São Luís - Reunidos na Federação das Indústrias do Estado do Maranhão (Fiema), empresários maranhenses receberam informações sobre a proposta do texto para a Lei Estadual de Incentivo à Inovação. O objetivo da lei é criar mecanismos de incentivo à implementação de ações de inovação dentro das empresas maranhenses. A reunião foi uma iniciativa do Conselho Temático de Política Industrial e Desenvolvimento Tecnológico da Fiema.

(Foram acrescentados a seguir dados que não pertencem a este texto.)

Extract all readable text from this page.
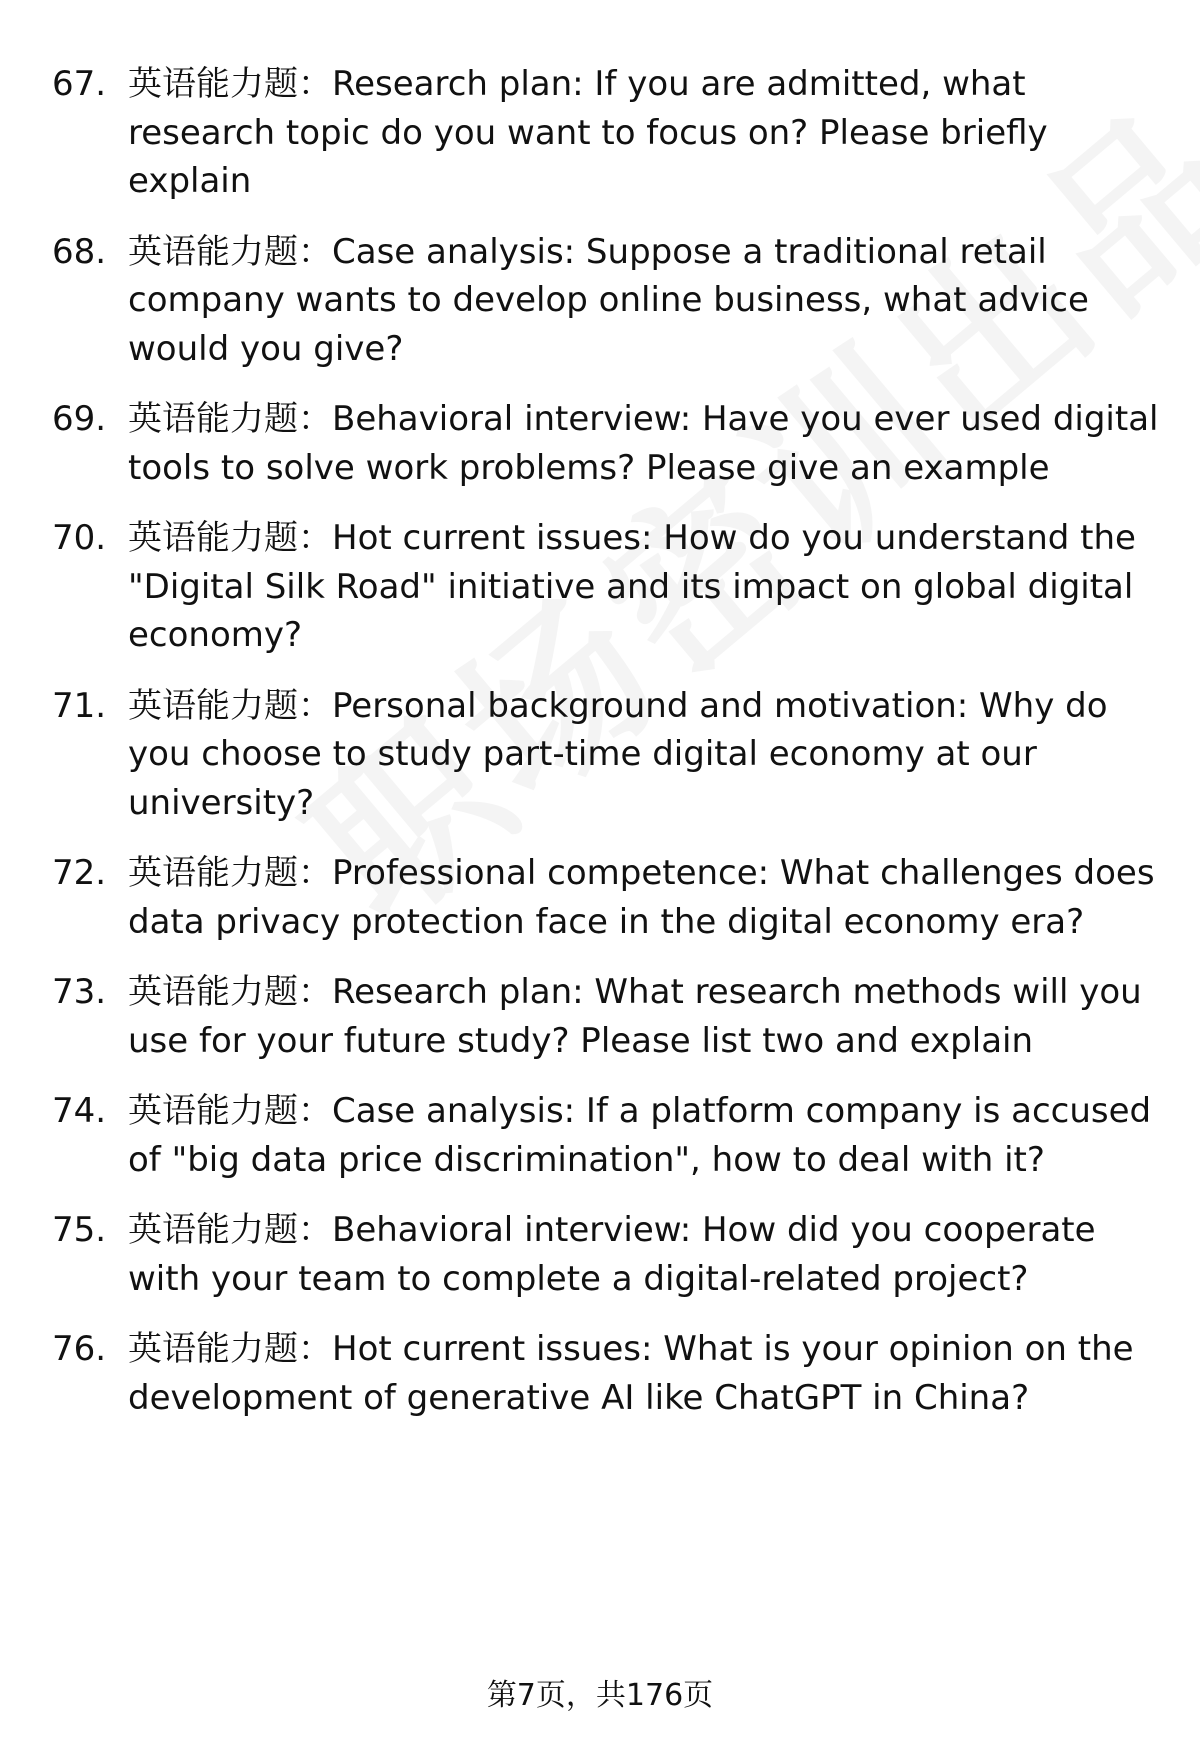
67. 英语能力题：Research plan: If you are admitted, what research topic do you want to focus on? Please briefly explain
68. 英语能力题：Case analysis: Suppose a traditional retail company wants to develop online business, what advice would you give?
69. 英语能力题：Behavioral interview: Have you ever used digital tools to solve work problems? Please give an example
70. 英语能力题：Hot current issues: How do you understand the "Digital Silk Road" initiative and its impact on global digital economy?
71. 英语能力题：Personal background and motivation: Why do you choose to study part-time digital economy at our university?
72. 英语能力题：Professional competence: What challenges does data privacy protection face in the digital economy era?
73. 英语能力题：Research plan: What research methods will you use for your future study? Please list two and explain
74. 英语能力题：Case analysis: If a platform company is accused of "big data price discrimination", how to deal with it?
75. 英语能力题：Behavioral interview: How did you cooperate with your team to complete a digital-related project?
76. 英语能力题：Hot current issues: What is your opinion on the development of generative AI like ChatGPT in China?
第7页，共176页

Para o vice-presidente da Fiema, Luiz Fernando Coimbra Renner, a implementação da lei apresentada aos industriais poderá reduzir a distância entre a academia e a iniciativa privada. “Nos países mais desenvolvidos como é o caso da Alemanha, iniciativa privada e academia tem parcerias estreitas e o que esperamos é reduzir esta distância que é uma realidade no Brasil. A Federação contribuiu com sugestões para este texto e continua à disposição para continuar discutindo inovação e mecanismos para facilitar a aproximação entre os pesquisadores e a indústria maranhense e desengessar o relacionamento academia-empresas”, afirmou.
Segundo o secretário adjunto de Estado de Ciência e Tecnologia, Oswaldo Saavedra, a previsão é de enviar o texto para a Assembleia Legislativa pouco antes da 64ª Reunião da Sociedade Brasileira para o Progresso da Ciência (SBPC), marcada para acontecer na capital entre 22 e 29 de julho.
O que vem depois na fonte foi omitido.